While the economy did see slower growth compared with the previous quarter, progress on trade talks between the U.S and China raised expectations of a near-term rebound.
The better than forecasted data offset the negative market reaction to disappointing earnings results from, both Goldman Sachs and Citigroup in the week.
Freddie Mac Rates
The weekly average rates for new mortgages as of 18th April were quoted by Freddie Mac to be:
- 30-year fixed rates rose 5 basis points to 4.17% in the week. Rates were down from 4.47% from a year ago. The average fee held steady at 0.5 points.
- 15-year fixed rates also rose by 2 basis points to 3.62% in the week. Rates were down from 3.94% from a year ago. The average fee increased from 0.4 points to 0.5 points.
- 5-year fixed rates decreased by 2 basis points to 3.78% in the week. Rates increased by 11 basis points from last year’s 3.67%. The average fee remained fell from 0.4 points to 0.3 points.
According to Freddie Mac, in spite of a 3rd consecutive weekly rise in mortgage rates, purchase activity reached a 9-year high.
Mortgage Bankers’ Association Rates
For the week ending 12th April, rates were quoted to be:
- Average interest rates for 30-year fixed, backed by the FHA, increased from 4.42% to 4.43%. Points increased from 0.48 to 0.56 (incl. origination fee) for 80% LTV loans.
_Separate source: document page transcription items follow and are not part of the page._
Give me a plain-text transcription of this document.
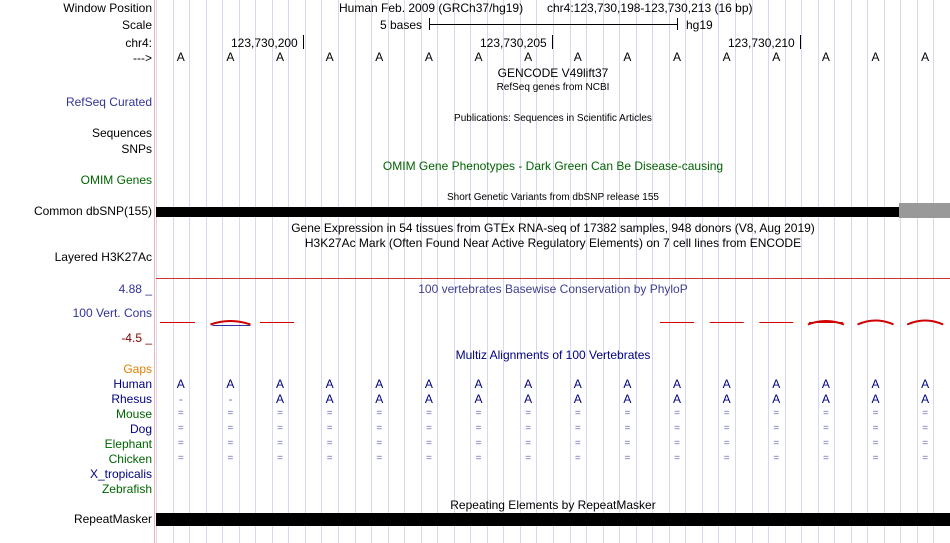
Window Position	Human Feb. 2009 (GRCh37/hg19) chr4:123,730,198-123,730,213 (16 bp)
Scale	5 bases	hg19
chr4:	123,730,200	123,730,205	123,730,210
---> A	A	A	A	A	A	A	A	A	A	A	A	A	A	A	A
GENCODE V49lift37
RefSeq genes from NCBI
RefSeq Curated
Publications: Sequences in Scientific Articles
Sequences
SNPs
OMIM Gene Phenotypes - Dark Green Can Be Disease-causing
OMIM Genes
Short Genetic Variants from dbSNP release 155
Common dbSNP(155)
Gene Expression in 54 tissues from GTEx RNA-seq of 17382 samples, 948 donors (V8, Aug 2019)
H3K27Ac Mark (Often Found Near Active Regulatory Elements) on 7 cell lines from ENCODE
Layered H3K27Ac
100 vertebrates Basewise Conservation by PhyloP
4.88 _
100 Vert. Cons
-4.5 _
Multiz Alignments of 100 Vertebrates
Gaps
Human A	A	A	A	A	A	A	A	A	A	A	A	A	A	A	A
Rhesus	-	-	A	A	A	A	A	A	A	A	A	A	A	A	A	A
Mouse	=	=	=	=	=	=	=	=	=	=	=	=	=	=	=	=
Dog	=	=	=	=	=	=	=	=	=	=	=	=	=	=	=	=
Elephant	=	=	=	=	=	=	=	=	=	=	=	=	=	=	=	=
Chicken	=	=	=	=	=	=	=	=	=	=	=	=	=	=	=	=
X_tropicalis
Zebrafish
Repeating Elements by RepeatMasker
RepeatMasker
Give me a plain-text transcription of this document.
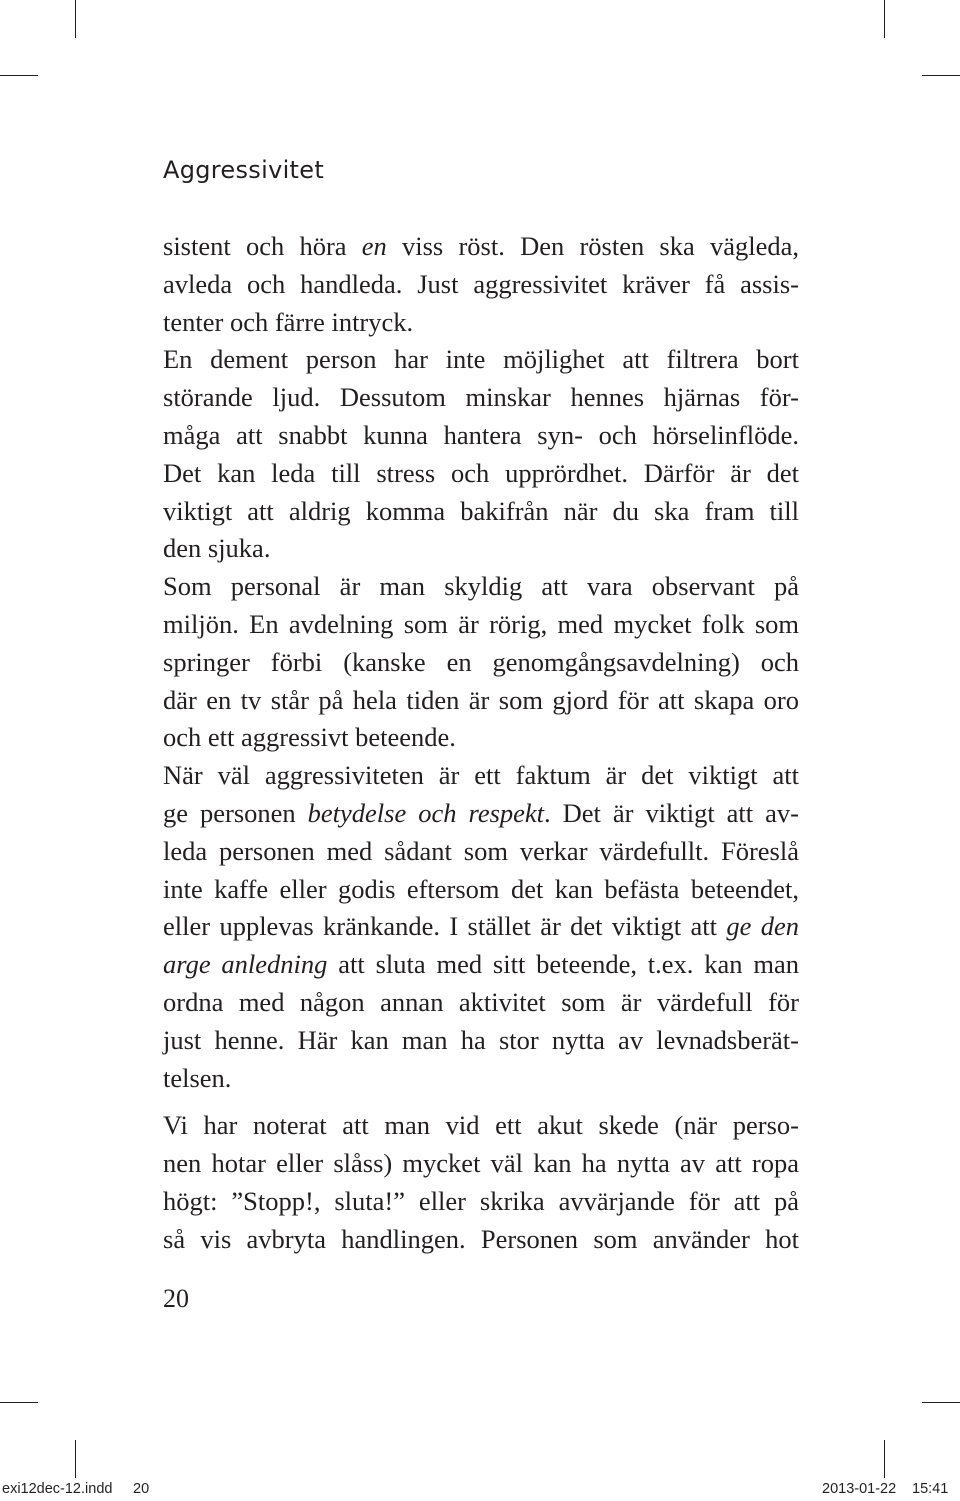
Aggressivitet
sistent och höra en viss röst. Den rösten ska vägleda,
avleda och handleda. Just aggressivitet kräver få assis-
tenter och färre intryck.
En dement person har inte möjlighet att filtrera bort
störande ljud. Dessutom minskar hennes hjärnas för-
måga att snabbt kunna hantera syn- och hörselinflöde.
Det kan leda till stress och upprördhet. Därför är det
viktigt att aldrig komma bakifrån när du ska fram till
den sjuka.
Som personal är man skyldig att vara observant på
miljön. En avdelning som är rörig, med mycket folk som
springer förbi (kanske en genomgångsavdelning) och
där en tv står på hela tiden är som gjord för att skapa oro
och ett aggressivt beteende.
När väl aggressiviteten är ett faktum är det viktigt att
ge personen betydelse och respekt. Det är viktigt att av-
leda personen med sådant som verkar värdefullt. Föreslå
inte kaffe eller godis eftersom det kan befästa beteendet,
eller upplevas kränkande. I stället är det viktigt att ge den
arge anledning att sluta med sitt beteende, t.ex. kan man
ordna med någon annan aktivitet som är värdefull för
just henne. Här kan man ha stor nytta av levnadsberät-
telsen.
Vi har noterat att man vid ett akut skede (när perso-
nen hotar eller slåss) mycket väl kan ha nytta av att ropa
högt: ”Stopp!, sluta!” eller skrika avvärjande för att på
så vis avbryta handlingen. Personen som använder hot
20
exi12dec-12.indd 20	2013-01-22 15:41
- Average interest rates for 30-year fixed with conforming loan balances increased from 4.40% to 4.44%. Points decreased from 0.47 to 0.42 (incl. origination fee) for 80% LTV loans.
- Average 30-year rates for jumbo loan balances increased from 4.28% to 4.33%. Points decreased from 0.28 to 0.23 (incl. origination fee) for 80% LTV loans.
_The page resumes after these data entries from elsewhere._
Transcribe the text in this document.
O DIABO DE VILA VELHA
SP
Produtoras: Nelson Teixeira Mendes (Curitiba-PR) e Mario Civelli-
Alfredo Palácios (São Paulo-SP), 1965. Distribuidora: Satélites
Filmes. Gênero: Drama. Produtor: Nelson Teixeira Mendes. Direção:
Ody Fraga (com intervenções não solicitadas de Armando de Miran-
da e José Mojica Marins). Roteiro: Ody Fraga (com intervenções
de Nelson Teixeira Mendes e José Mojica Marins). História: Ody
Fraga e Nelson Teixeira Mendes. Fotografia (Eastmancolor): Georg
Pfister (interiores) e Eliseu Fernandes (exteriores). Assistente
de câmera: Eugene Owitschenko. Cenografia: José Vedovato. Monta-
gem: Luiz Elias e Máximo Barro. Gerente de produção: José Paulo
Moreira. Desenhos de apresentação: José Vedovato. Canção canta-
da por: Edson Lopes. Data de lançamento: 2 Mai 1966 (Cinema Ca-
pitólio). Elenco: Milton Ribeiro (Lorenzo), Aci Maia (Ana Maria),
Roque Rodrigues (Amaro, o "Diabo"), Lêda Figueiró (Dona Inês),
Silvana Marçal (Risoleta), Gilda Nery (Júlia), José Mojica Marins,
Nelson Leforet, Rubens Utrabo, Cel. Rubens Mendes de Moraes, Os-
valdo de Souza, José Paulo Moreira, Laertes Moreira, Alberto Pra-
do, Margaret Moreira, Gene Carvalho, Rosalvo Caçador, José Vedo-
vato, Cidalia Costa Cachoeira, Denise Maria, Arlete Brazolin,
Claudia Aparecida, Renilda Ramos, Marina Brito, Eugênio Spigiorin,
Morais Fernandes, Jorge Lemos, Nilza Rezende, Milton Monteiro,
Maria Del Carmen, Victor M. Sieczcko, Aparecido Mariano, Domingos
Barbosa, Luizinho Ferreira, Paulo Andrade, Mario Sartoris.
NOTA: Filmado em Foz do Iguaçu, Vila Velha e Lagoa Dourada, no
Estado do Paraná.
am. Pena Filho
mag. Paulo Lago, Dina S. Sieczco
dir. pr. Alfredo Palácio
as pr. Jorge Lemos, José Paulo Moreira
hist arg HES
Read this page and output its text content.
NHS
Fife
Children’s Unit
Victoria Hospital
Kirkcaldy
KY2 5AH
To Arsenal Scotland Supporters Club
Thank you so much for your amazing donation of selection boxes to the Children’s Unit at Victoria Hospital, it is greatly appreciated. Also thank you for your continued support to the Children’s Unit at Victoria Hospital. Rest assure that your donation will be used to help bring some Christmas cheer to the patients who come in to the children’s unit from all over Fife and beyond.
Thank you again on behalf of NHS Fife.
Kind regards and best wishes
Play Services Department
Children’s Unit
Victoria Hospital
Weekly figures released by the Mortgage Bankers Association showed that the Market Composite Index, which is a measure of mortgage loan application volume, declined by 3.5% in the week ending 12th April. The pullback came off the back of a 5.6% fall in the week ending 5th April.
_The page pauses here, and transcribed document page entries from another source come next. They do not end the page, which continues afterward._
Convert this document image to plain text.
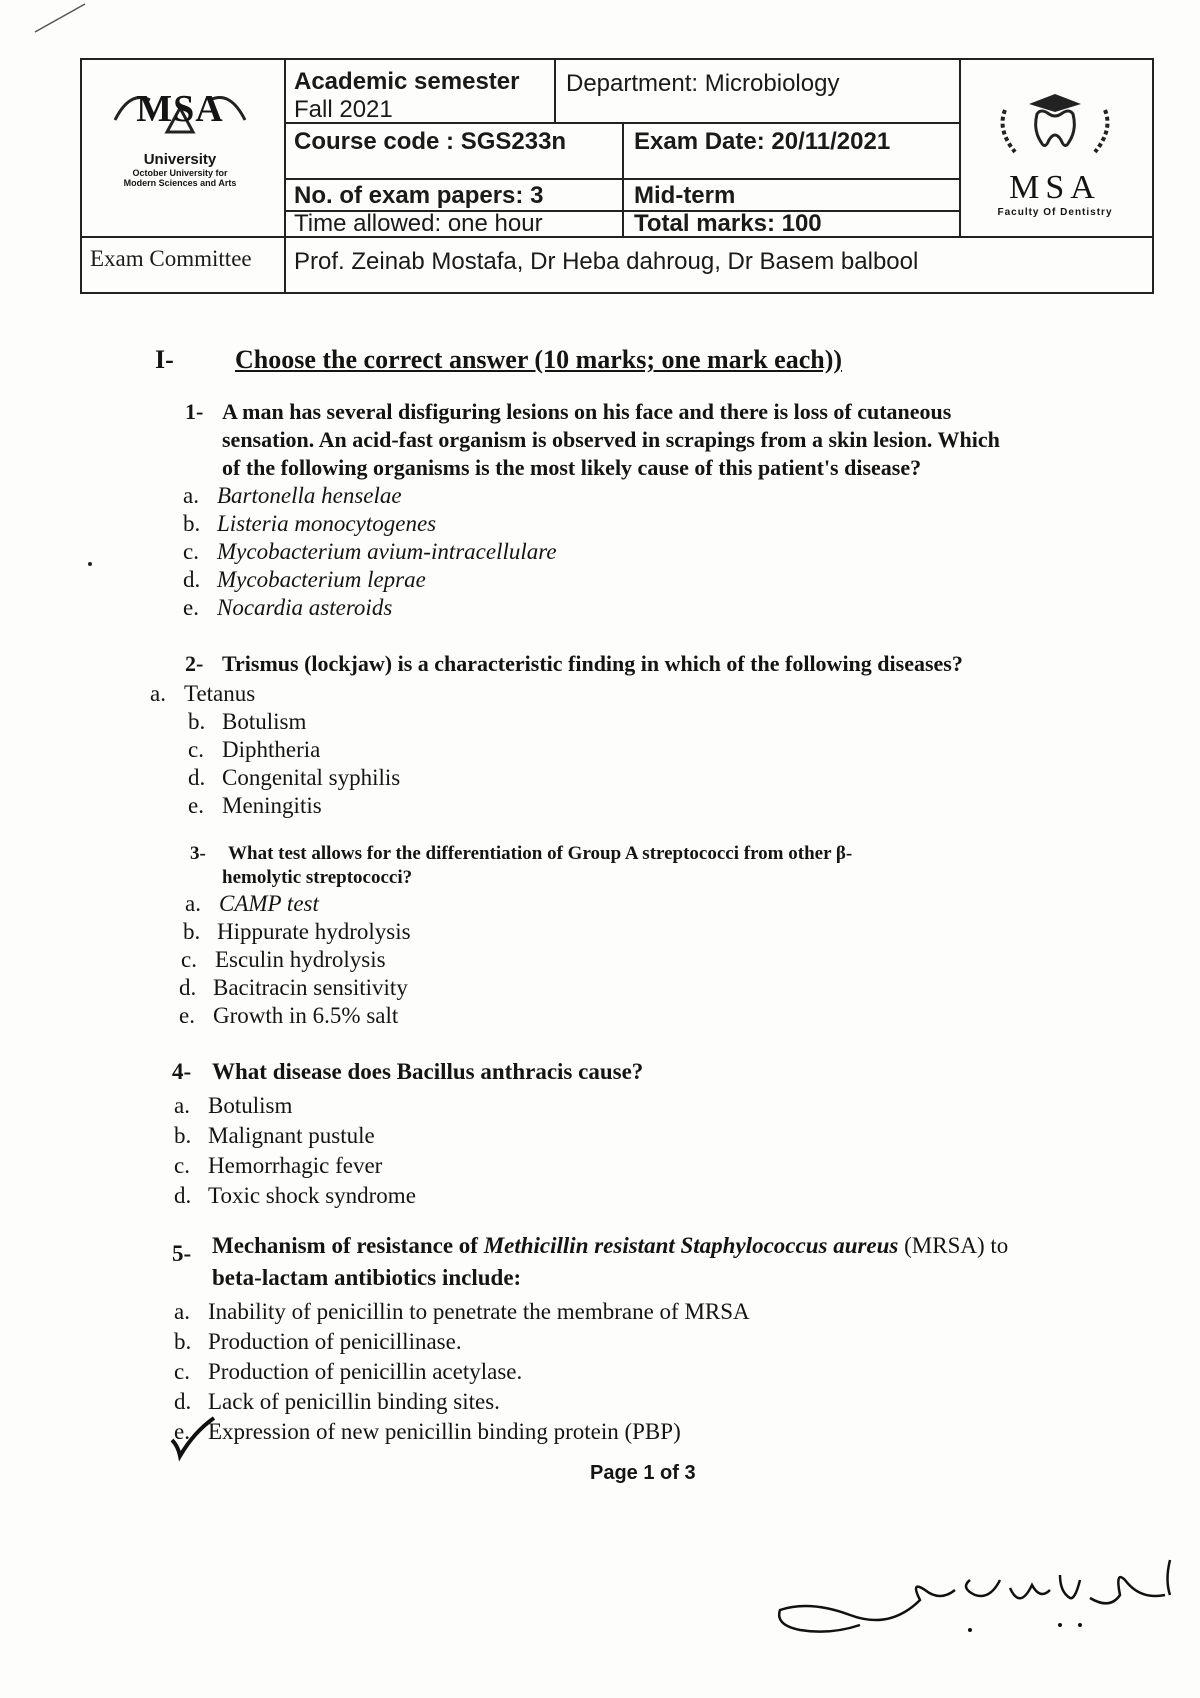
MSA
University
October University for
Modern Sciences and Arts	MSA
Faculty Of Dentistry
Academic semester
Fall 2021
Department: Microbiology
Course code : SGS233n	Exam Date: 20/11/2021
No. of exam papers: 3	Mid-term
Time allowed: one hour	Total marks: 100
Exam Committee Prof. Zeinab Mostafa, Dr Heba dahroug, Dr Basem balbool
I- Choose the correct answer (10 marks; one mark each))
1- A man has several disfiguring lesions on his face and there is loss of cutaneous
sensation. An acid-fast organism is observed in scrapings from a skin lesion. Which
of the following organisms is the most likely cause of this patient's disease?
a. Bartonella henselae
b. Listeria monocytogenes
c. Mycobacterium avium-intracellulare
d. Mycobacterium leprae
e. Nocardia asteroids
2- Trismus (lockjaw) is a characteristic finding in which of the following diseases?
a. Tetanus
b. Botulism
c. Diphtheria
d. Congenital syphilis
e. Meningitis
3- What test allows for the differentiation of Group A streptococci from other β-
hemolytic streptococci?
a. CAMP test
b. Hippurate hydrolysis
c. Esculin hydrolysis
d. Bacitracin sensitivity
e. Growth in 6.5% salt
4- What disease does Bacillus anthracis cause?
a. Botulism
b. Malignant pustule
c. Hemorrhagic fever
d. Toxic shock syndrome
5- Mechanism of resistance of Methicillin resistant Staphylococcus aureus (MRSA) to
beta-lactam antibiotics include:
a. Inability of penicillin to penetrate the membrane of MRSA
b. Production of penicillinase.
c. Production of penicillin acetylase.
d. Lack of penicillin binding sites.
e. Expression of new penicillin binding protein (PBP)
Page 1 of 3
The Refinance Index fell by 8% in the week ending 12th April. The slide came off the back of an 11% fall in the week ending 5th April.
The share of refinance mortgages fell from 44.1% to 41.5%, following a decrease from 47.4% to 44.1% in the week prior.
According to the MBA, the refinance mortgage applications and overall loan sizes hit reverse following the uptick in mortgage rates. In spite of the fall in refinance applications, purchase activity remained strong and rising slightly to reach its highest level since April 2010. Purchase activity was more than 7% higher than a year ago and up year-on-year for a 9th consecutive week.
For the week ahead
Economic data in the first half of the week is on the lighter side. Key stats through to Wednesday are limited to existing and new home sales that are due out on Monday and Tuesday respectively.
While the stats are unlikely to have a material influence on yields, any more news on trade talks will impact in the week.